Environment:Allenai Open instruct Beaker Cluster
| Knowledge Sources | |
|---|---|
| Domains | Infrastructure, Distributed_Training |
| Last Updated | 2026-02-07 00:00 GMT |
Overview
Beaker experiment execution environment with cluster-specific NCCL networking, HuggingFace caching, and secret management.
Description
Open Instruct uses AI2's Beaker platform for managed GPU experiment execution. The mason.py launcher handles cluster-specific configuration including NCCL settings for WEKA clusters (InfiniBand) and GCP clusters (FastRack networking), HuggingFace cache paths, vLLM configuration, and secret injection. Three cluster types are supported: WEKA (on-premise with InfiniBand), GCP (cloud with FastRack networking), and generic clusters.
Usage
Use this environment for all production training experiments including SFT, DPO, GRPO, and Reward Modeling. The mason.py launcher automatically selects the correct cluster configuration. Local debugging does not require Beaker.
System Requirements
| Category | Requirement | Notes |
|---|---|---|
| Platform | Beaker (AI2 managed) | Requires Beaker workspace access |
| GPU Cluster | WEKA, GCP, or generic | Each has different NCCL configuration |
| Networking | InfiniBand (WEKA) or FastRack (GCP) | For multi-node NCCL communication |
Dependencies
Beaker Packages
- `beaker-py` >= 2.5.3 (Python SDK)
- Beaker CLI v1.5.235 (in Docker container)
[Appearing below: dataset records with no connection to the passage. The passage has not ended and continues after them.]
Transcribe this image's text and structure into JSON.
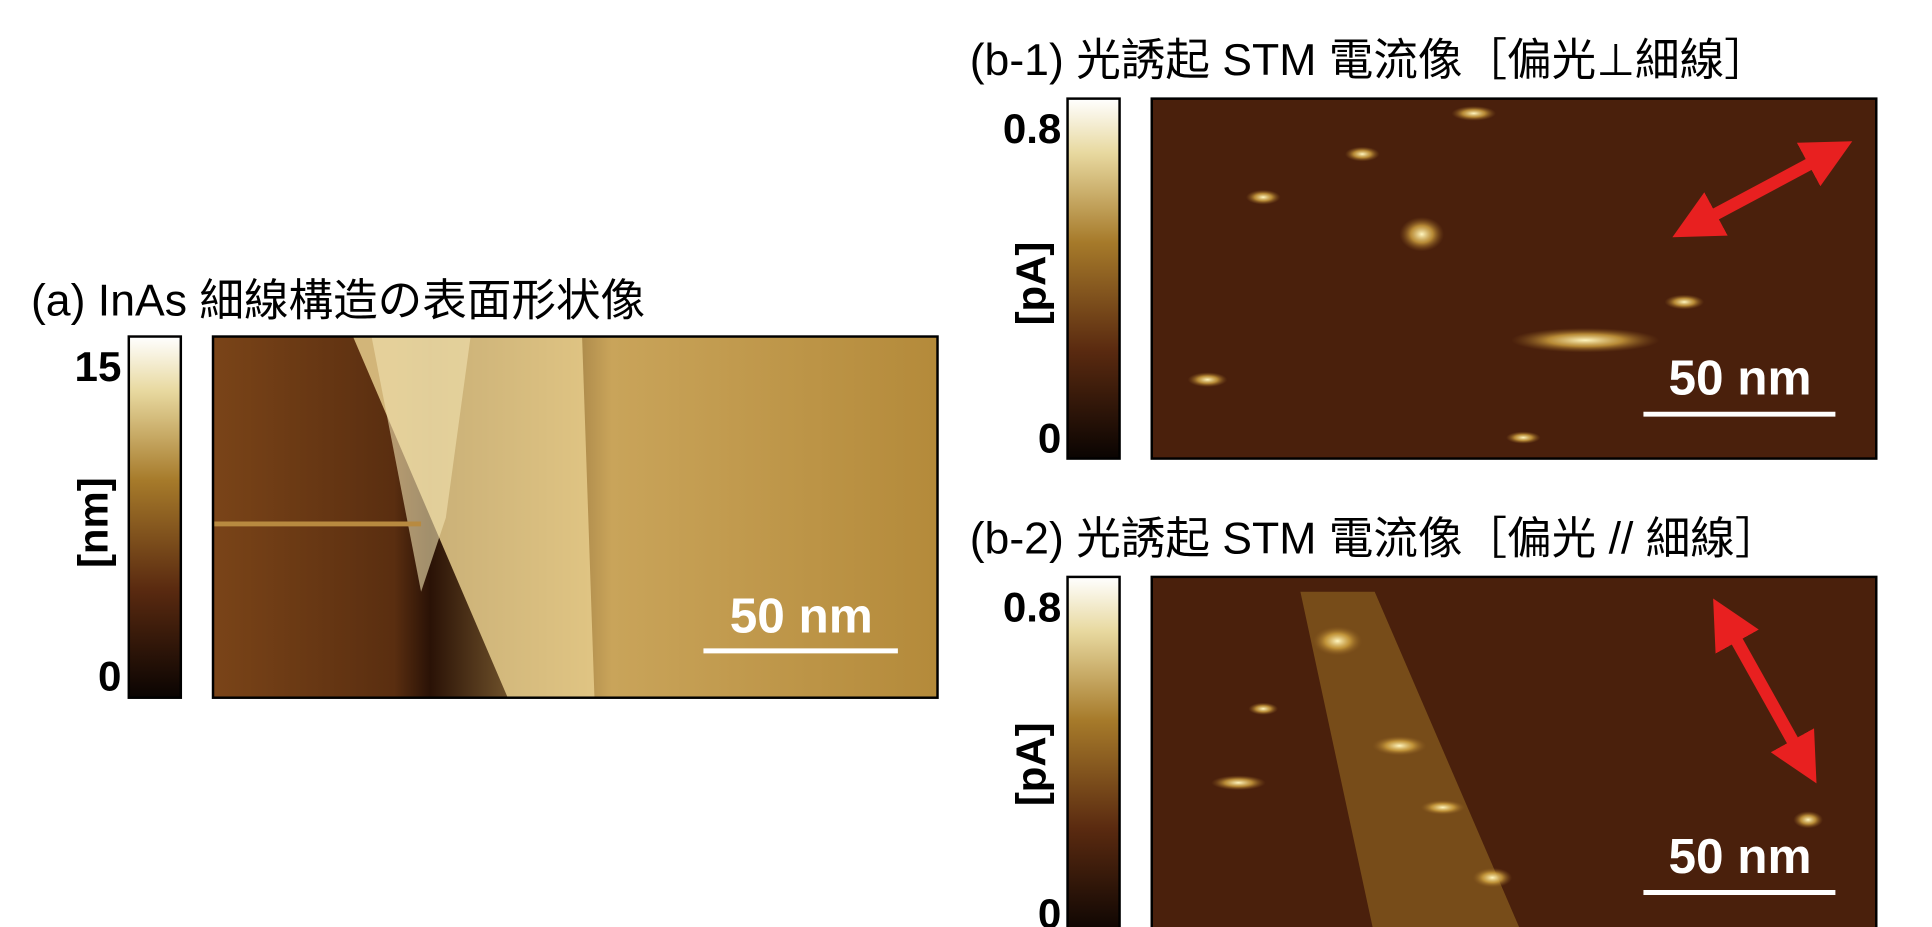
{
  "panels": [
    {
      "title": "(a) InAs 細線構造の表面形状像",
      "colorbar": {
        "max_label": "15",
        "min_label": "0",
        "unit": "[nm]"
      },
      "scale_bar": "50 nm"
    },
    {
      "title": "(b-1) 光誘起 STM 電流像［偏光⊥細線］",
      "colorbar": {
        "max_label": "0.8",
        "min_label": "0",
        "unit": "[pA]"
      },
      "scale_bar": "50 nm"
    },
    {
      "title": "(b-2) 光誘起 STM 電流像［偏光 // 細線］",
      "colorbar": {
        "max_label": "0.8",
        "min_label": "0",
        "unit": "[pA]"
      },
      "scale_bar": "50 nm"
    }
  ]
}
Default Environment Variables (set by mason.py)
- `RAY_CGRAPH_get_timeout` = 300
- `VLLM_DISABLE_COMPILE_CACHE` = 1
- `VLLM_USE_V1` = 1
- `VLLM_ALLOW_INSECURE_SERIALIZATION` = 1
- `VLLM_ATTENTION_BACKEND` = FLASH_ATTN
- `NCCL_DEBUG` = ERROR
- `VLLM_LOGGING_LEVEL` = WARNING
Credentials
The following secrets must be configured in the Beaker workspace:
- `HF_TOKEN`: HuggingFace API token for model/dataset downloads
- `WANDB_API_KEY`: Weights & Biases API key for experiment logging
- `BEAKER_TOKEN`: Beaker authentication token
- `OPENAI_API_KEY`: For LLM judge reward verification (GRPO)
- `AZURE_API_KEY`: For Azure-based LLM judge
- `AZURE_API_BASE`: Azure API endpoint URL
- `ANTHROPIC_API_KEY`: For Anthropic-based LLM judge
Quick Install
# Install beaker-py for experiment management
pip install beaker-py>=2.5.3
# Launch an experiment via mason.py
python mason.py --cluster ai2/pluto-cirrascale --budget ai2/oe-adapt \
--gpus 8 --task_name my_experiment -- python open_instruct/grpo_fast.py ...
Code Evidence
Secrets injection from `mason.py:286-300`:
useful_secrets = [
"HF_TOKEN",
"WANDB_API_KEY",
"BEAKER_TOKEN",
"OPENAI_API_KEY",
"AZURE_API_KEY",
"AZURE_API_BASE",
"ANTHROPIC_API_KEY",
]
WEKA cluster NCCL config from `mason.py:324-325`:
beaker.BeakerEnvVar(name="NCCL_SOCKET_IFNAME", value="ib"),
beaker.BeakerEnvVar(name="NCCL_IB_HCA", value="^=mlx5_bond_0"),
Beaker detection from `olmo_core_callbacks.py:28,49-54`:
BEAKER_WORKLOAD_ID_ENV_VAR = "BEAKER_WORKLOAD_ID"
if self.enabled is None and BEAKER_WORKLOAD_ID_ENV_VAR in os.environ:
self.enabled = True
Default vLLM environment from `mason.py:98-104`:
DEFAULT_ENV_VARS = {
"RAY_CGRAPH_get_timeout": "300",
"VLLM_DISABLE_COMPILE_CACHE": "1",
"VLLM_USE_V1": "1",
"VLLM_ALLOW_INSECURE_SERIALIZATION": "1",
"VLLM_ATTENTION_BACKEND": "FLASH_ATTN",
}
Common Errors
| Error Message | Cause | Solution |
|---|---|---|
| `Secret not found` | Missing Beaker workspace secret | Configure the required secret in your Beaker workspace |
| NCCL timeout on multi-node | Incorrect network interface | Verify cluster type is correctly detected by mason.py |
| `HF_HUB_ENABLE_HF_TRANSFER=0` on GCP | Known upload issues on GCP clusters | Already handled; mason.py disables HF transfer on GCP |
Compatibility Notes
- WEKA clusters: Use InfiniBand networking with `NCCL_SOCKET_IFNAME=ib`. HF cache at `/weka/oe-adapt-default/allennlp/.cache/`.
- GCP clusters: Use FastRack networking with extensive NCCL tuning (20+ env vars). HF cache at `/filestore/.cache/`. HF transfer disabled.
- Generic clusters: No special NCCL configuration. Standard HF cache paths.
- W&B resumption: Beaker supports experiment preemption/resumption via `WANDB_RUN_ID` and `WANDB_RESUME=allow`.